(1)画像処理の数理モデルに現れる冪乗型曲率流方程式の解の漸近挙動について研究を続けていた.初期値が凸である場合には,指数無限大における解の極限が1-Laplace方程式の障害物問題を満たすことが本研究で明らかになった.また,空間1次元冪乗型熱方程式に対しても類似な漸近挙動を示し,不安定砂杭の数理解析への応用も実現できた.これらの結果に関する論文は国際ジャーナルTran. Amer. Math. Soc.とAdv. Stud. Pure Math.に掲載されることが決まった.さらに,初期値が凸でない場合には,前年度の研究で得られた結果を改良し,空間1次元においてより一般的な冪乗型方程式解の収束定理の証明に成功した.以上の研究結果について国内外の研究集会で多数の研究発表を行った.

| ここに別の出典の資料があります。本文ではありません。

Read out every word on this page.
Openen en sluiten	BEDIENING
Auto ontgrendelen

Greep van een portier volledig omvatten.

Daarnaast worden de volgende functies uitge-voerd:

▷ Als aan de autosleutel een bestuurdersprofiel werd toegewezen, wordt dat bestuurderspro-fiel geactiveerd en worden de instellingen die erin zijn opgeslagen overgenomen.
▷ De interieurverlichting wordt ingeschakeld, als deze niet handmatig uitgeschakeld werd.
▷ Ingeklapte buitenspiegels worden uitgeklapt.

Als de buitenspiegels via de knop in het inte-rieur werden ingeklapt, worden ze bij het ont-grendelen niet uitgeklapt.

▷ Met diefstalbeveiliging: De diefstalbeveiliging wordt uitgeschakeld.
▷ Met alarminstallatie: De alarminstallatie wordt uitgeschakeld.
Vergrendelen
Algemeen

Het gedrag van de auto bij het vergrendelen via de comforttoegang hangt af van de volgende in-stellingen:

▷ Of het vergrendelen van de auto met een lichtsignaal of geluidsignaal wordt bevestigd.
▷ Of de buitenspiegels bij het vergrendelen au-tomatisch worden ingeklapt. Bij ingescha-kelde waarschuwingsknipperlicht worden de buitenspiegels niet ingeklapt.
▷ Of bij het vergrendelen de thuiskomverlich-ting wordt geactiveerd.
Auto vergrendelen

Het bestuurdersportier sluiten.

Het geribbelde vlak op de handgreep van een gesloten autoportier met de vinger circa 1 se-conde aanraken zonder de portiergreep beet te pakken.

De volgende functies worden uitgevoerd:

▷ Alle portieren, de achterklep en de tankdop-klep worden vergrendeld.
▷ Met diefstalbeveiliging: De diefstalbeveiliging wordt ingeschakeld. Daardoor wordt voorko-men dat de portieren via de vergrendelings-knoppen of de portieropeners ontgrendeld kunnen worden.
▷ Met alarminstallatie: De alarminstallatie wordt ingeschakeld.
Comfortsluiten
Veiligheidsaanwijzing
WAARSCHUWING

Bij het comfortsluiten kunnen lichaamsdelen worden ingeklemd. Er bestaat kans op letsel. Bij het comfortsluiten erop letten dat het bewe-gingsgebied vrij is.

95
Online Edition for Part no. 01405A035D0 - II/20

(2)前年度から始めた動的境界値問題のゲーム論的解釈に関する研究でも新たな進展が得られた.一般的な完全非線形放物型方程式の動的境界値問題に対して離散ゲームを構築し、ゲームの値函数により方程式の解の表現公式を与えた。さらに,発展スピードが非常に速い極限ケースにも,値函数の収束定理を得られ,対応する動的境界値条件付き楕円型方程式のゲーム論的手法を確立できた.これらの研究結果は北海道大学の浜向直氏との共同研究によるものであり,作成した論文は現在投稿中である.
(3)Caputo分数階時間微分をもつ発展方程式に関する研究は最近盛んに行われている.東京大学の儀我美一氏と三竹大寿氏との共同研究では,時間分数階偏微分方程式の最適制御やゲーム理論による解釈を考察している.研究の初期成果として,完全非線形方程式の粘性解に収束する離散スキームを導出することに成功した.今後,その離散近似法に基づき,最適制御による解の表現定理の確立およびその応用を目指している.